Re: Help with verifier failure
From: Brendan Jackman
Date: Thu Apr 22 2021 - 09:55:37 EST
On Wed, 21 Apr 2021 at 18:59, Yonghong Song <yhs@xxxxxx> wrote:
> On 4/21/21 8:06 AM, Yonghong Song wrote:
> > On 4/21/21 5:23 AM, Brendan Jackman wrote:
> > Thanks, Brendan. Looks at least the verifier failure is triggered
> > by recent clang changes. I will take a look whether we could
> > improve verifier for such a case and whether we could improve
> > clang to avoid generate such codes the verifier doesn't like.
> > Will get back to you once I had concrete analysis.
> >
> >>
> >> This seems like it must be a common pitfall, any idea what we can do
> >> to fix it
> >> and avoid it in future? Am I misunderstanding the issue?
>
> First, for the example code you provided, I checked with llvm11, llvm12
> and latest trunk llvm (llvm13-dev) and they all generated similar codes,
> which may trigger verifier failure. Somehow you original code could be
> different may only show up with a recent llvm, I guess.
>
> Checking llvm IR, the divergence between "w2 = w8" and "if r8 < 0x1000"

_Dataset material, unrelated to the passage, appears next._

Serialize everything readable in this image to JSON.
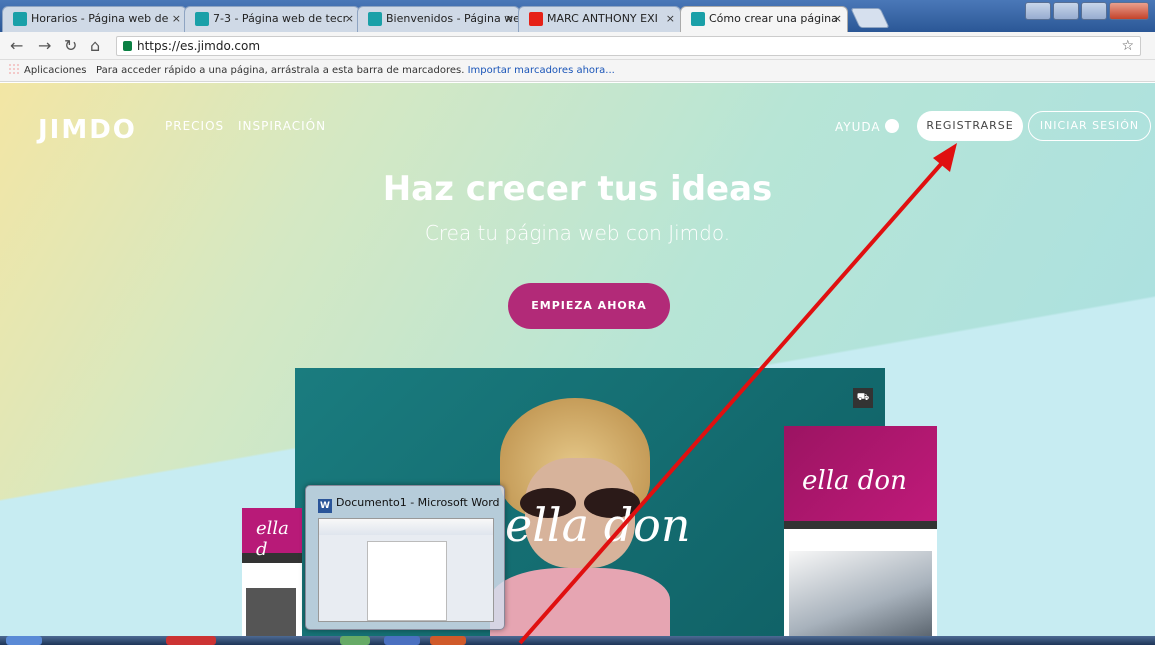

> appears in insn scheduling phase related handling PHIs. Need to further
> check whether it is possible to prevent the compiler from generating
> such codes.
>
> The latest kernel already had the ability to track register equivalence.
> However, the tracking is conservative for 32bit mov like "w2 = w8" as
> you described in the above. if we have code like "r2 = r8; if r8 <
> 0x1000 ...", we will be all good.
>
> The following hack fixed the issue,
>
> diff --git a/kernel/bpf/verifier.c b/kernel/bpf/verifier.c
> index 58730872f7e5..54f418fd6a4a 100644
> --- a/kernel/bpf/verifier.c
> +++ b/kernel/bpf/verifier.c
> @@ -7728,12 +7728,20 @@ static int check_alu_op(struct bpf_verifier_env
> *env, struct bpf_insn *insn)
> insn->src_reg);
> return -EACCES;
> } else if (src_reg->type == SCALAR_VALUE) {
> + /* If src_reg is in 32bit range,
> there is
> + * no need to reset the ID.
> + */
> + bool is_32bit_src =
> src_reg->umax_value <= 0x7fffffff;
> +
> + if (is_32bit_src && !src_reg->id)
> + src_reg->id = ++env->id_gen;
> *dst_reg = *src_reg;
> /* Make sure ID is cleared
> otherwise
> * dst_reg min/max could be
> incorrectly
> * propagated into src_reg by
> find_equal_scalars()
> */
> - dst_reg->id = 0;
> + if (!is_32bit_src)
> + dst_reg->id = 0;
> dst_reg->live |= REG_LIVE_WRITTEN;
> dst_reg->subreg_def =
> env->insn_idx + 1;
> } else {
>
> Basically, for a 32bit mov insn like "w2 = w8", if we can ensure
> that "w8" is 32bit and has no possibility that upper 32bit is set
> for r8, we can declare them equivalent. This fixed your issue.
>
> Will try to submit a formal patch later.
Ah.. I did not realise this equivalence tracking with reg.id was there
for scalar values! I also didn't take any notice of the use of 32-bit
operations in the assembly, thanks for pointing that out.
Yes it sounds like this is certainly worth fixing in the kernel - even
if Clang stops generating the code today it will probably start doing
so again in the future. I can also help with the verifier work if
needed.